Some Additional Thoughts on WAR

Jim Caple posted some criticism of the Wins Above Replacement statistic over at ESPN this morning. Overall, I thought his criticisms were warranted and well-stated, but I wanted to add some of my own thoughts to clear up any misunderstandings and to add a different perspective to some of the points raised.

Caple writes:

My issue is this: I don’t like the increasing over-use of (and over-reliance on) WAR as THE definitive evaluation of a player’s worth.

Certainly this is an issue more apparent with WAR than most other statistics simply by its nature. Smashing offense plus defense plus positional adjustments plus replacement level into one statistic would give one the idea that this one number and one number alone can paint an entire picture of a player’s season or career. However, such reliance on one statistic has certainly been true even before WAR was ever born. Saves for relievers have often been the only barometer by which a closer’s value is judged; RBI’s for hitters; won-lost record for starting pitchers. When possible, you should always use multiple methods of evaluation and be mindful of all their limitations, no matter which stats you’re using.

Moving on to Caple’s direct criticisms…

Almost no one knows how to calculate WAR. [...] If we can’t figure a stat out on our own, then how do we verify whether it is accurate?

WAR is, as far as I know, the most complex statistic used in sports right now. It is very arduous to learn everything that goes into creating it, much less trying to reproduce the results. However, it is not impossible to learn and its complexity is neither a feature nor a detriment. The utility of a statistic should be judged on its ability to describe what happened or its ability to help predict future results. It doesn’t matter if your statistic has one simple arithmetic function or is a concoction of mathematical trickery as long as it does its job well.

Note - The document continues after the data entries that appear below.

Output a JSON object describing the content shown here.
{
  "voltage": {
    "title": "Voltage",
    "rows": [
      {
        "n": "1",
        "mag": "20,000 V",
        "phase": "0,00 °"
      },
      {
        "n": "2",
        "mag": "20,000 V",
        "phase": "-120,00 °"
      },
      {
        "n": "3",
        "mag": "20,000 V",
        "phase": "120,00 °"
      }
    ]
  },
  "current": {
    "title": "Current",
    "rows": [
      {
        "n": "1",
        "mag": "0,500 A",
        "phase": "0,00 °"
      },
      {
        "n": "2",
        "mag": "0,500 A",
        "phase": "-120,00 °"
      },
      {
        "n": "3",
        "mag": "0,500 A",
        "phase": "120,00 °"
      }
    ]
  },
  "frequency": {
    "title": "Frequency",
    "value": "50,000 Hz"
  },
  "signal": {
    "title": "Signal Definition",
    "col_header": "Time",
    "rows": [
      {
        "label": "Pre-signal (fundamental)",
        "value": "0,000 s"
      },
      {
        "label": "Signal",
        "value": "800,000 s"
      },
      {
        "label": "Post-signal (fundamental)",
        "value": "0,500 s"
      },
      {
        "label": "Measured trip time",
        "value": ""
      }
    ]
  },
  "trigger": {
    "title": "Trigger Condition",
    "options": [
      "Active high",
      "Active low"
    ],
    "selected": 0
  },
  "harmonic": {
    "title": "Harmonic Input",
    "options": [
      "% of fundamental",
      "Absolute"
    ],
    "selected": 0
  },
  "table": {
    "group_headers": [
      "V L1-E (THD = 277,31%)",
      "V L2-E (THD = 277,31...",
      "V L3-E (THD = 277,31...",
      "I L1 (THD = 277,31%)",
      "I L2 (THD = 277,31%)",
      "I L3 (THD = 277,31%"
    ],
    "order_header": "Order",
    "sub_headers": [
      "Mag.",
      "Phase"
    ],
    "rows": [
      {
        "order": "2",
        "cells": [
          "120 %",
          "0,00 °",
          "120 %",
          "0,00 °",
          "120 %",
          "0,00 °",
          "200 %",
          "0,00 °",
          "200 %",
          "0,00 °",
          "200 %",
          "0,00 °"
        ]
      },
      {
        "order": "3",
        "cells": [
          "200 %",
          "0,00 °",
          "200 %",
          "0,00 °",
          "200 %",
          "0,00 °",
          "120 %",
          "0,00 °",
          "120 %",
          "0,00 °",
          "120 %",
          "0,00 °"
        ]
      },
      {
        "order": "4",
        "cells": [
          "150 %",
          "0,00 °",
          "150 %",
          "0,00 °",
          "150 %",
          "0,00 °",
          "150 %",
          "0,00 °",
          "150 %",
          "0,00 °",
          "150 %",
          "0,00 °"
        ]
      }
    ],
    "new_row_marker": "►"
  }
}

WAR does its job well (but not perfectly!). Sort any WAR list from greatest to least, or least to greatest and it will almost always line up with what you observed with your eyes or judged with more traditional statistics. 2012’s WAR top-ten included Mike Trout, Buster Posey, Ryan Braun, Robinson Cano, David Wright, Chase Headley, Andrew McCutchen, Miguel Cabrera, Jason Heyward, and Adrian Beltre. All players you’d have included in a top-ten list most likely. Maybe you disagree with the specific ordering, and that’s fine. As Tango says, “Everyone has their own WAR.” If you think FanGraphs weights defense improperly, you can make your own adjustments. FanGraphs’ and Baseball Reference’s versions of WAR are not sacrosanct.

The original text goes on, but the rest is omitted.